Spending Cap: ‘State Needs to Send a Message’
As president of a manufacturing company that employs more than 200 people at two Connecticut locations, Okay Industries’ Jason Howey understands that confidence in his business is based on consistency.
New Britain-based Okay delivers specialized products to the medical, automotive, and defense industries.
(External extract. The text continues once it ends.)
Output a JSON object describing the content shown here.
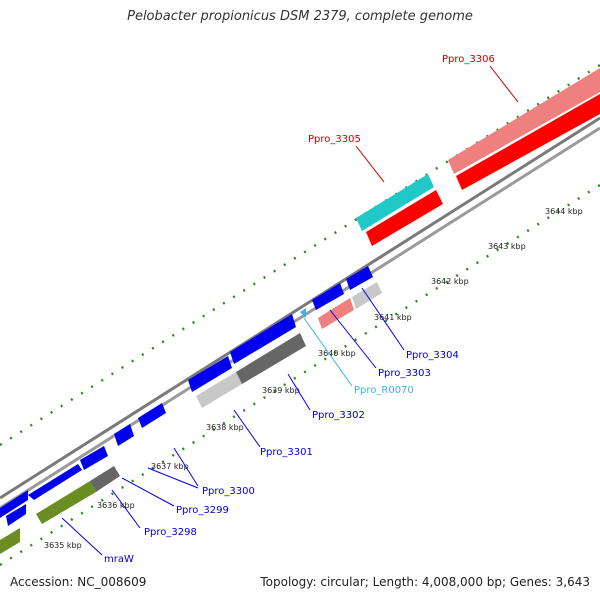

The company’s survival and growth depend on the confidence of its customers.
Howey was among several speakers, including CBIA’s Pete Gioia and Brian Flaherty, who testified in favor of HB 6511, which seeks to put teeth into a constitutional spending cap voters approved 25 years ago.
When 81% of voters approved the cap, the idea was to mitigate the 1991 introduction of a state income tax by forcing lawmakers to keep increases in state spending in line with inflation and actual increases in personal income.
But lawmakers have consistently found ways to raise spending outside the cap’s restrictions.
So while Connecticut’s population has grown just 9% since 1992, and inflation has risen 67%, state spending has skyrocketed by 201%.
And that leaves us where we are today—facing a projected $3.6 billion deficit over the next two fiscal years despite the adoption of two of the largest tax hikes in state history in 2011 and 2015.
“I have great respect for the members of this committee who are grappling with a budget deficit of $3.6 billion over the next two years,” Howey said.
“A spending cap that mirrors what more than 80% of the voters intended back in 1992 could be useful in our current situation.
“That means keeping all expenditures under the cap so that its true objective is met.”
Connecticut needs to send a message that we are getting our act together to compete.
But a working cap will create a state budget that’s consistent and predictable, Howey said, and that will breed confidence.
“Confidence from the business community to create more jobs and invest in our state,” he said. “Confidence from prospective companies looking to relocate in Connecticut.”
A consistent state budget also “sends the message to Connecticut residents that there is a plan in place for the future to stabilize the budget” and minimize tax increases to ensure businesses and residents stay here, Howey said.
“Connecticut needs to send a message, not only to the residents of Connecticut but to the world, that we are getting our act together to compete.”